Men were expected to wear slacks and button-down shirts, while slacks were forbidden for women.
“Slacks are too informal,” student adviser Janice Cramp told students when a group of female students petitioned to wear them.
It would be another 10 years before women, including teachers, were allowed to wear slacks to school, said 1963 graduate Darlene Owen Jones, who became a teacher at Port Angeles High School.
Women also ran into other challenges.
When two women signed up for architecture classes, they were called into the counseling office and told that there was “no room for women in the world of architecture.”
One transferred to another major; the other stuck to her guns, Ellis said.

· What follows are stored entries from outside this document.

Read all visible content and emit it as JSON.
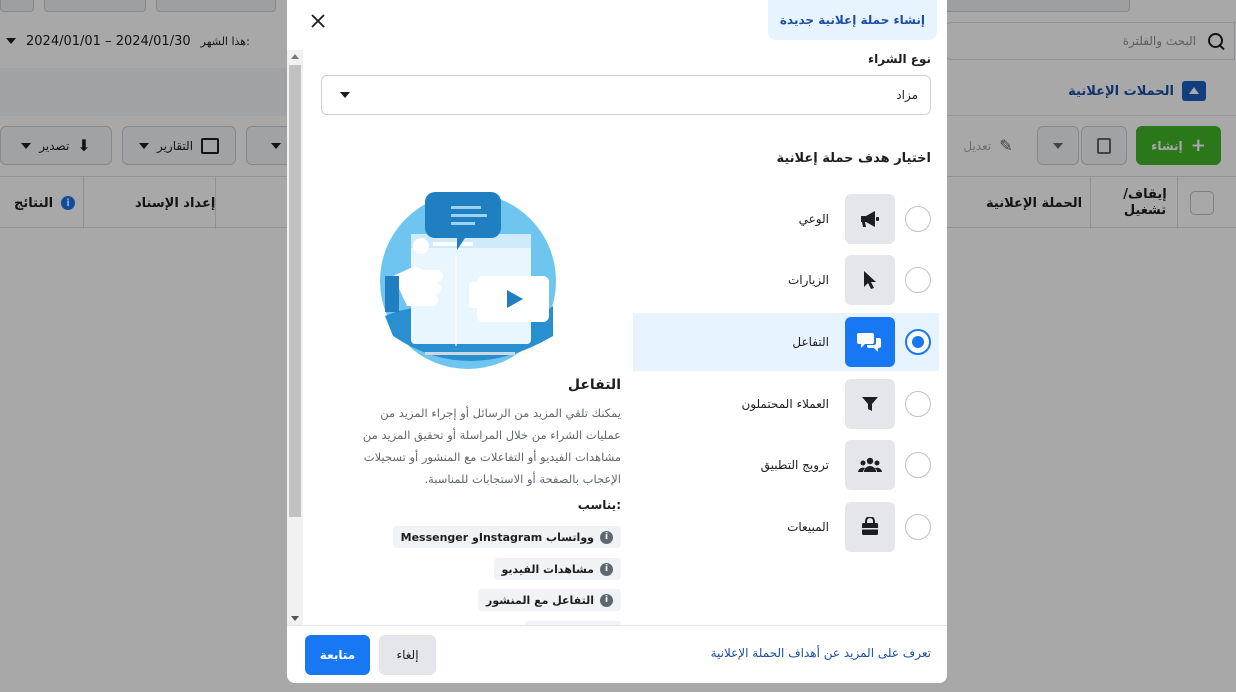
{
  "background": {
    "date_filter": {
      "label": "هذا الشهر:",
      "range": "2024/01/01 – 2024/01/30"
    },
    "search": {
      "placeholder": "البحث والفلترة"
    },
    "section": {
      "title": "الحملات الإعلانية"
    },
    "toolbar": {
      "create_label": "إنشاء",
      "edit_label": "تعديل",
      "reports_label": "التقارير",
      "export_label": "تصدير"
    },
    "table_headers": {
      "toggle": "إيقاف/ تشغيل",
      "campaign": "الحملة الإعلانية",
      "attribution": "إعداد الإسناد",
      "results": "النتائج"
    }
  },
  "modal": {
    "tab_title": "إنشاء حملة إعلانية جديدة",
    "buying_type": {
      "label": "نوع الشراء",
      "value": "مزاد"
    },
    "objective_heading": "اختيار هدف حملة إعلانية",
    "objectives": [
      {
        "label": "الوعي",
        "icon": "megaphone-icon",
        "selected": false
      },
      {
        "label": "الزيارات",
        "icon": "cursor-icon",
        "selected": false
      },
      {
        "label": "التفاعل",
        "icon": "chat-bubbles-icon",
        "selected": true
      },
      {
        "label": "العملاء المحتملون",
        "icon": "funnel-icon",
        "selected": false
      },
      {
        "label": "ترويج التطبيق",
        "icon": "people-icon",
        "selected": false
      },
      {
        "label": "المبيعات",
        "icon": "shopping-bag-icon",
        "selected": false
      }
    ],
    "detail": {
      "title": "التفاعل",
      "description": "يمكنك تلقي المزيد من الرسائل أو إجراء المزيد من عمليات الشراء من خلال المراسلة أو تحقيق المزيد من مشاهدات الفيديو أو التفاعلات مع المنشور أو تسجيلات الإعجاب بالصفحة أو الاستجابات للمناسبة.",
      "good_for_label": "يناسب:",
      "good_for": [
        "Messenger وInstagram وواتساب",
        "مشاهدات الفيديو",
        "التفاعل مع المنشور"
      ]
    },
    "footer": {
      "continue_label": "متابعة",
      "cancel_label": "إلغاء",
      "learn_more": "تعرف على المزيد عن أهداف الحملة الإعلانية"
    }
  },
  "colors": {
    "primary": "#1877f2",
    "selected_bg": "#e7f3ff",
    "create_green": "#42b72a"
  }
}
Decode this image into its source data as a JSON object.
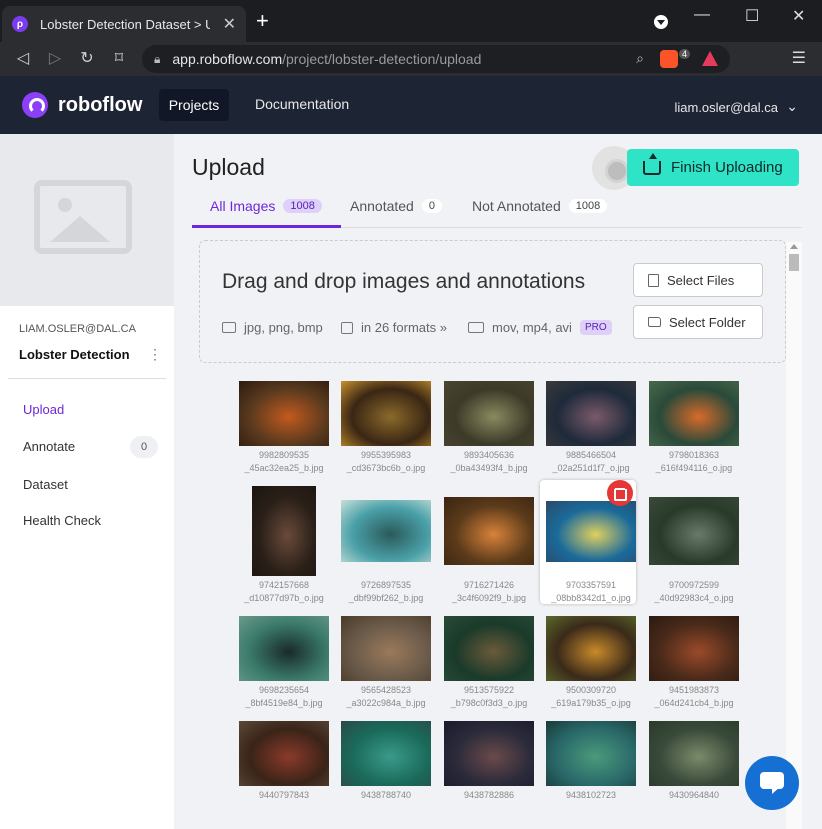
{
  "browser": {
    "tab_title": "Lobster Detection Dataset > Uplo",
    "tab_close": "✕",
    "new_tab": "+",
    "address_host": "app.roboflow.com",
    "address_path": "/project/lobster-detection/upload",
    "brave_badge": "4",
    "window_minimize": "—",
    "window_maximize": "☐",
    "window_close": "✕"
  },
  "header": {
    "logo": "roboflow",
    "nav_projects": "Projects",
    "nav_docs": "Documentation",
    "user": "liam.osler@dal.ca"
  },
  "sidebar": {
    "email": "LIAM.OSLER@DAL.CA",
    "project": "Lobster Detection",
    "items": [
      {
        "label": "Upload",
        "active": true
      },
      {
        "label": "Annotate",
        "count": "0"
      },
      {
        "label": "Dataset"
      },
      {
        "label": "Health Check"
      }
    ]
  },
  "main": {
    "title": "Upload",
    "finish_button": "Finish Uploading",
    "tabs": [
      {
        "label": "All Images",
        "count": "1008"
      },
      {
        "label": "Annotated",
        "count": "0"
      },
      {
        "label": "Not Annotated",
        "count": "1008"
      }
    ],
    "dropzone": {
      "title": "Drag and drop images and annotations",
      "formats_images": "jpg, png, bmp",
      "formats_annotations": "in 26 formats »",
      "formats_video": "mov, mp4, avi",
      "pro_badge": "PRO",
      "select_files": "Select Files",
      "select_folder": "Select Folder"
    }
  },
  "images": [
    {
      "line1": "9982809535",
      "line2": "_45ac32ea25_b.jpg",
      "colors": [
        "#5a3a1e",
        "#c25a1e",
        "#2a1a10"
      ]
    },
    {
      "line1": "9955395983",
      "line2": "_cd3673bc6b_o.jpg",
      "colors": [
        "#3a2614",
        "#8a6a2a",
        "#c9932e"
      ]
    },
    {
      "line1": "9893405636",
      "line2": "_0ba43493f4_b.jpg",
      "colors": [
        "#3c3a28",
        "#8a8a60",
        "#4a4430"
      ]
    },
    {
      "line1": "9885466504",
      "line2": "_02a251d1f7_o.jpg",
      "colors": [
        "#1e2a3a",
        "#7a5a6a",
        "#3a3a3a"
      ]
    },
    {
      "line1": "9798018363",
      "line2": "_616f494116_o.jpg",
      "colors": [
        "#2a4a3a",
        "#d86a2a",
        "#4a6a4a"
      ]
    },
    {
      "line1": "9742157668",
      "line2": "_d10877d97b_o.jpg",
      "colors": [
        "#2a2018",
        "#6a4a3a",
        "#1a1410"
      ]
    },
    {
      "line1": "9726897535",
      "line2": "_dbf99bf262_b.jpg",
      "colors": [
        "#4aa0a8",
        "#2a5a5a",
        "#c8e0d8"
      ]
    },
    {
      "line1": "9716271426",
      "line2": "_3c4f6092f9_b.jpg",
      "colors": [
        "#5a3a1a",
        "#d8823a",
        "#3a2412"
      ]
    },
    {
      "line1": "9703357591",
      "line2": "_08bb8342d1_o.jpg",
      "colors": [
        "#1a6a9a",
        "#e0d060",
        "#2a4a6a"
      ]
    },
    {
      "line1": "9700972599",
      "line2": "_40d92983c4_o.jpg",
      "colors": [
        "#2a3a2a",
        "#6a7a6a",
        "#3a4a3a"
      ]
    },
    {
      "line1": "9698235654",
      "line2": "_8bf4519e84_b.jpg",
      "colors": [
        "#3a7a6a",
        "#1a2a2a",
        "#6a9a8a"
      ]
    },
    {
      "line1": "9565428523",
      "line2": "_a3022c984a_b.jpg",
      "colors": [
        "#6a5a4a",
        "#9a7a5a",
        "#4a3a2a"
      ]
    },
    {
      "line1": "9513575922",
      "line2": "_b798c0f3d3_o.jpg",
      "colors": [
        "#1a3a2a",
        "#6a5a3a",
        "#2a4a3a"
      ]
    },
    {
      "line1": "9500309720",
      "line2": "_619a179b35_o.jpg",
      "colors": [
        "#3a2a1a",
        "#c88a2a",
        "#5a6a2a"
      ]
    },
    {
      "line1": "9451983873",
      "line2": "_064d241cb4_b.jpg",
      "colors": [
        "#4a2a1a",
        "#9a4a2a",
        "#2a1a10"
      ]
    },
    {
      "line1": "9440797843",
      "line2": "",
      "colors": [
        "#3a2418",
        "#8a3a2a",
        "#5a4a3a"
      ]
    },
    {
      "line1": "9438788740",
      "line2": "",
      "colors": [
        "#1a6a5a",
        "#3a9a8a",
        "#2a4a4a"
      ]
    },
    {
      "line1": "9438782886",
      "line2": "",
      "colors": [
        "#2a2a3a",
        "#6a4a4a",
        "#1a1a2a"
      ]
    },
    {
      "line1": "9438102723",
      "line2": "",
      "colors": [
        "#2a6a6a",
        "#4a9a7a",
        "#1a3a3a"
      ]
    },
    {
      "line1": "9430964840",
      "line2": "",
      "colors": [
        "#3a4a3a",
        "#7a8a6a",
        "#2a3a2a"
      ]
    }
  ],
  "colors": {
    "accent": "#6d28d9",
    "finish": "#2fe3c7",
    "delete": "#e63737",
    "chat": "#1670d4"
  }
}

Photos of the time showed women in skirts taking an archery class and serving food at the formal “Mothers’ Tea.”
A picture of the Circle K Club — the college Kiwanis group — showed all men.
“They probably let girls in by now,” Ellis joked.
(Kiwanis International began admiting women as members in 1987.)
In addition to Ellis, a retired teacher, founding students participating in Thursday’s Studium Generale session were Jack Hussey, a retired businessman living in Bremerton; Ted Simpson, businessman and Clallam County Public Utility District commissioner from Port Angeles; and Larry Dempsey, a retired teacher and former Peace Corps volunteer now living in the Joyce area.
Protest march
When state funding for the college was threatened, 75 Peninsula College students did something that was almost unheard of in 1962:
They held a student protest march in Olympia.
“We carried a fake coffin and staged a mock funeral,” Ellis said.
“‘Don’t bury us,’ we told them,” he said.
The student protest was so unusual that state legislators and Gov. Albert Rosellini emerged from state buildings to meet with the students.
A few years later came the Vietnam era, and such protests were commonplace, Ellis recalled.